No final do ano passado, a escola adquiriu duas mesas digitais com jogos educativos, chamadas de Playtable, que estão na sala da professora Edna. “A ludopedagogia é fundamental na educação da criança com deficiência porque ajuda a desenvolver o potencial de cada aluno”. A classe reúne estudantes com idade entre 5 e 17 anos, no período da tarde, duas vezes por semana, e funciona como um reforço ao ensino regular. “A mesa ajuda muito aos alunos com deficiência intelectual, especialmente para melhorar o raciocínio lógico e aprimorar o conhecimento sobre matemática”.

Playtable é uma mesa digital com jogos educativos, Imagem: Reprodução

Playtable é uma mesa digital com jogos educativos. Imagem: Reprodução

Ela explica que, sem a tecnologia, teria de construir sozinha materiais, equipamentos e outros dispositivos lúdicos para utilizar nas aulas com seus 20 alunos da sala de recursos multifuncionais. “A mesa é usada para ajudar a cumprir o conteúdo do professor. Como ela tem uma divisão em categorias, conseguimos trabalhar coordenação motora, leitura e raciocínio lógico. Dentro do nosso conjunto de atividades, que também envolve o uso de caderno e lápis, a mesa corresponde a 15% do tempo investido no aluno”, diz a professora.

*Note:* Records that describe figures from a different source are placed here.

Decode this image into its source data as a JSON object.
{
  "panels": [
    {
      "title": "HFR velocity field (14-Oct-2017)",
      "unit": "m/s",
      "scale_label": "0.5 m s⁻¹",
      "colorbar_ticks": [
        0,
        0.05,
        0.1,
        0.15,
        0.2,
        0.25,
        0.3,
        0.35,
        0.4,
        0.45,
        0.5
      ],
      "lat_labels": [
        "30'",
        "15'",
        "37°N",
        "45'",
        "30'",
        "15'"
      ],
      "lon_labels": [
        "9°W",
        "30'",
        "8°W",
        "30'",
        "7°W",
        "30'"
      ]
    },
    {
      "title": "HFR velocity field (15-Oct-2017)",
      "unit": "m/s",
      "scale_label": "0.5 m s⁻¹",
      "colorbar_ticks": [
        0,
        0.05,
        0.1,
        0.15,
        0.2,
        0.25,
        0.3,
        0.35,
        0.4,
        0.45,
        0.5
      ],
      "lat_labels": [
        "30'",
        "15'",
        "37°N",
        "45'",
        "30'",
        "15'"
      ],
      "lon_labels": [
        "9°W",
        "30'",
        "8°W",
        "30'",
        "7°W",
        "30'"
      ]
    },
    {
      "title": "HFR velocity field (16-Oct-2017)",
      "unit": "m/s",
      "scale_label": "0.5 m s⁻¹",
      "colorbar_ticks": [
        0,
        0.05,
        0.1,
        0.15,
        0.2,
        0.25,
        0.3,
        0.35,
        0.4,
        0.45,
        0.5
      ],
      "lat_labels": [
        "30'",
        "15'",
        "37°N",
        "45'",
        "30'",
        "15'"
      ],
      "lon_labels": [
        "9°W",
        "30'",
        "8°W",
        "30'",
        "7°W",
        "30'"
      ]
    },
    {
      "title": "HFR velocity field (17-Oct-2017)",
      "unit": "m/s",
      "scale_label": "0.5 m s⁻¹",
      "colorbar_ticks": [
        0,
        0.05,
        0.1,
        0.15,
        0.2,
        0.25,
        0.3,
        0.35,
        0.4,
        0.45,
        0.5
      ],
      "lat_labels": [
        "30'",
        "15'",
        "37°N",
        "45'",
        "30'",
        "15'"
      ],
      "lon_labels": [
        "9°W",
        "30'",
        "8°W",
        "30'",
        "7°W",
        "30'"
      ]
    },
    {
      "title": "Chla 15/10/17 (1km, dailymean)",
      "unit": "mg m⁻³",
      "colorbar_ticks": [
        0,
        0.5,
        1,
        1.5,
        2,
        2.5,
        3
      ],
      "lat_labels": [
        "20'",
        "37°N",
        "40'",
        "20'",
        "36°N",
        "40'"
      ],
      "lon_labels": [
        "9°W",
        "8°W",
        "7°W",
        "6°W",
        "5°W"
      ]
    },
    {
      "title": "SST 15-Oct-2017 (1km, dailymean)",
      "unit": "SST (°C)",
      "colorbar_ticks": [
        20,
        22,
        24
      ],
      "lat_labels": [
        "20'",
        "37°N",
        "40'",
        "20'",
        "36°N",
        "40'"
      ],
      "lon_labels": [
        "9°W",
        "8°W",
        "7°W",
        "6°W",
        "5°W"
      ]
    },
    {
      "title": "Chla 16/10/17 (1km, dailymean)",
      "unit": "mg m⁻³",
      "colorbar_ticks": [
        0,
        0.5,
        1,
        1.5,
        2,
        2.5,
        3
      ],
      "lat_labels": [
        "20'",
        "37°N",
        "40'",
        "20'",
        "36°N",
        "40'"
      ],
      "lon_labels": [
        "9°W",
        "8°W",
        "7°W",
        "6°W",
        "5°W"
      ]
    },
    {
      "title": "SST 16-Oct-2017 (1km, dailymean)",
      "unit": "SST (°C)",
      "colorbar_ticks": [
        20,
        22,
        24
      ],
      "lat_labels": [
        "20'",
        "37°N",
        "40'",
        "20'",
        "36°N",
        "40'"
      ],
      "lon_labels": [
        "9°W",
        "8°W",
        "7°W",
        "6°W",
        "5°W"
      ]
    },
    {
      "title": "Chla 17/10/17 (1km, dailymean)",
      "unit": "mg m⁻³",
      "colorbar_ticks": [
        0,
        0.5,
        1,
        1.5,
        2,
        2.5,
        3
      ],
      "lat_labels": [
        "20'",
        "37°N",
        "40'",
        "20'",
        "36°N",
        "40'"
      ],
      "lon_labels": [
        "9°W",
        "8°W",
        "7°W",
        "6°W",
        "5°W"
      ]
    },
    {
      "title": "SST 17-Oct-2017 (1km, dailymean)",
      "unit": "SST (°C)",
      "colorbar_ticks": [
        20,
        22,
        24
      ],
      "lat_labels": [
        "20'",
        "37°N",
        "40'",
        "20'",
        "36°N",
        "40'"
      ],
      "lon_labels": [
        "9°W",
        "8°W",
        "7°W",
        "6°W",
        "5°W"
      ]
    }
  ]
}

No total, a Secretaria de Educação Municipal de Fraiburgo comprou 15 Playtables e distribuiu os equipamentos também nas escolas Santo Antônio, Padre Biagio, São Sebastião, São Miguel, Antônio Porto Burda, Faxinal dos Carvalhos, Carlos Gomes e São Cristóvão, Juviliano Manoel Pedroso e José de Anchieta.

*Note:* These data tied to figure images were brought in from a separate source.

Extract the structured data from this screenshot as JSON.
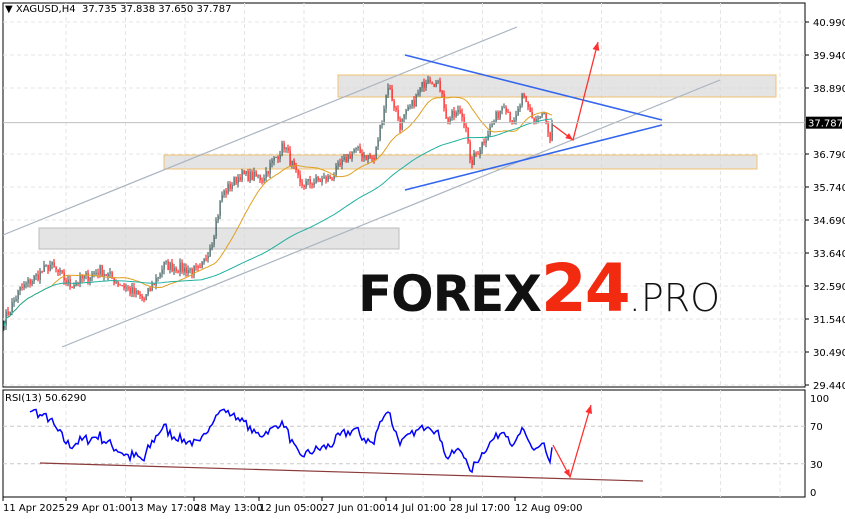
{
  "header": {
    "symbol": "XAGUSD,H4",
    "ohlc": "37.735 37.838 37.650 37.787",
    "menu_icon": "triangle-down-icon"
  },
  "price_axis": {
    "labels": [
      "40.990",
      "39.940",
      "38.890",
      "37.787",
      "36.790",
      "35.740",
      "34.690",
      "33.640",
      "32.590",
      "31.540",
      "30.490",
      "29.440"
    ],
    "current": "37.787"
  },
  "rsi": {
    "label": "RSI(13) 50.6290",
    "levels": [
      "100",
      "70",
      "30",
      "0"
    ]
  },
  "time_axis": [
    "11 Apr 2025",
    "29 Apr 01:00",
    "13 May 17:00",
    "28 May 13:00",
    "12 Jun 05:00",
    "27 Jun 01:00",
    "14 Jul 01:00",
    "28 Jul 17:00",
    "12 Aug 09:00"
  ],
  "logo": {
    "part1": "FOREX",
    "part2": "24",
    "part3": ".PRO"
  },
  "colors": {
    "up_candle": "#2f4f4f",
    "down_candle": "#ff0000",
    "ma_fast": "#e0a020",
    "ma_slow": "#20b0a0",
    "rsi_line": "#0000ff",
    "triangle": "#3366ee",
    "arrow": "#ff3030",
    "zone_border": "#f0c070"
  },
  "chart_data": {
    "type": "candlestick",
    "symbol": "XAGUSD",
    "timeframe": "H4",
    "ylim": [
      29.44,
      40.99
    ],
    "approx_close_path": [
      [
        0,
        31.51
      ],
      [
        8,
        32.47
      ],
      [
        23,
        33.26
      ],
      [
        33,
        32.62
      ],
      [
        48,
        33.1
      ],
      [
        70,
        32.14
      ],
      [
        80,
        33.26
      ],
      [
        98,
        33.04
      ],
      [
        104,
        34.05
      ],
      [
        109,
        35.49
      ],
      [
        118,
        36.13
      ],
      [
        129,
        36.03
      ],
      [
        140,
        37.08
      ],
      [
        148,
        35.8
      ],
      [
        163,
        36.03
      ],
      [
        175,
        36.92
      ],
      [
        185,
        36.6
      ],
      [
        192,
        38.99
      ],
      [
        198,
        37.71
      ],
      [
        204,
        38.35
      ],
      [
        212,
        39.3
      ],
      [
        219,
        38.83
      ],
      [
        221,
        37.87
      ],
      [
        228,
        38.13
      ],
      [
        231,
        37.71
      ],
      [
        233,
        36.44
      ],
      [
        237,
        36.92
      ],
      [
        244,
        37.71
      ],
      [
        250,
        38.45
      ],
      [
        255,
        37.71
      ],
      [
        259,
        38.57
      ],
      [
        265,
        37.87
      ],
      [
        270,
        38.03
      ],
      [
        273,
        37.08
      ],
      [
        274,
        37.79
      ]
    ],
    "last": {
      "open": 37.735,
      "high": 37.838,
      "low": 37.65,
      "close": 37.787
    },
    "rsi_period": 13,
    "rsi_last": 50.629
  }
}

Ludopedagogia para garantir acessibilidade

A meta do município é auxiliar os professores a explorarem habilidades de raciocínio, concentração, memória, compreensão e coordenação motora fina das crianças. A mesa também serve como estímulo cognitivo e motivacional. “Os jogos são adequados para ajudar a superar as dificuldades de aprendizagem. Podemos avançar em várias frentes”, diz Claudete Gheller Mathias, secretária de Educação de Fraiburgo.

O planejamento de ações de inclusão no ambiente escolar, com o uso da PlayTable, depende basicamente do mapeamento das necessidades de adaptação dos estudantes, da infraestrutura escolar, de um modelo pedagógico e de um plano de ensino que sejam de fato inclusivos. “A ludicidade tem papel importante na educação e na socialização de crianças com deficiência, mas incluir essas pessoas na dinâmica da sala de aula ainda é um desafio. Entre os caminhos possíveis, estão os jogos e brincadeiras que permitem a interação entre todas as crianças e outras adaptações metodológicas”, explica Cristiano Sieves, especialista em ludopedagogia da Playmove, empresa de de Blumenau (SC) que criou e fabrica a mesa.